The city, which lies at an elevation of 4,193 feet (1,278 m) in the broad valley of the Kızılırmak river, is a moderately-sized trade center and industrial city, although the economy has traditionally been based on agriculture. Rail repair shops and a thriving manufacturing industry of rugs, bricks, cement, and cotton and woolen textiles form the mainstays of the city's economy. The surrounding region is a cereal-producing area with large deposits of iron ore which are worked at Divriği.
Sivas is also a communications hub for the north-south and east-west trade routes to Iraq and Iran, respectively. With the development of railways, the city gained new economic importance as junction of important rail lines linking the cities of Ankara, Kayseri, Samsun, and Erzurum. The city is linked by air to Istanbul.

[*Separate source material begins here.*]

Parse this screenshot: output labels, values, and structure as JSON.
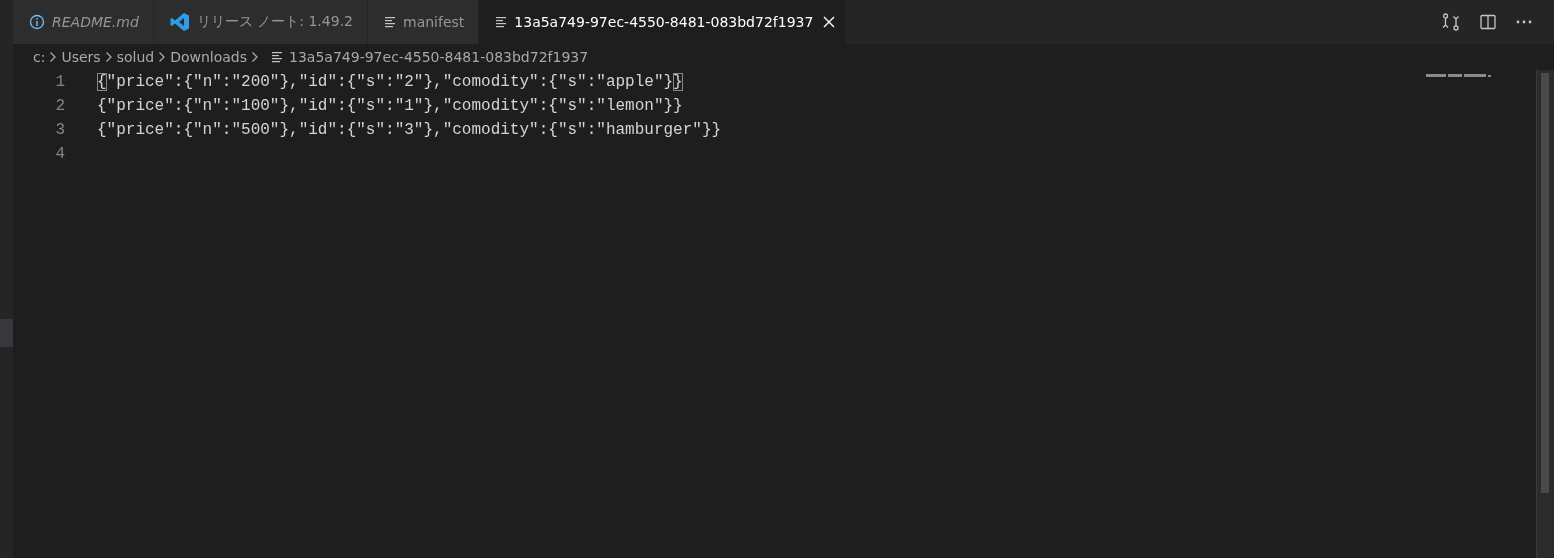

The popular name Sebastian derives from the Latin Sebastianus, meaning someone from the city.
Excavations at a mound known as Topraktepe indicate Hittite settlement in the area as early as 2600 BC, though little is known of Sivas' history prior to its emergence in the Roman period. In 64 BC as part of his reorganization of Asia Minor after the Third Mithridatic War, Pompey the Great founded a city on the site called "Megalopolis". Numismatic evidence suggests that Megalopolis changed its name in the last years of the 1st century BC to "Sebaste", which is the feminine form of the Greek name corresponding to Augustus. The name "Sivas" is the Turkish version deriving from the name Sebasteia, as the city was known during the late Roman (Byzantine) empire. Sebasteia became the capital of the province of Armenia Minor under the emperor Diocletian, was a town of some importance in the early history of the Christian Church; in the 4th century it was the home of Saint Blaise and Saint Peter of Sebaste, bishops of the town, and of Eustathius, one of the early founders of monasticism in Asia Minor. It was also the place of martyrdom of the Forty Martyrs of Sebaste, also 4th century. Justinian I had a fortified wall around it rebuilt in the 6th century.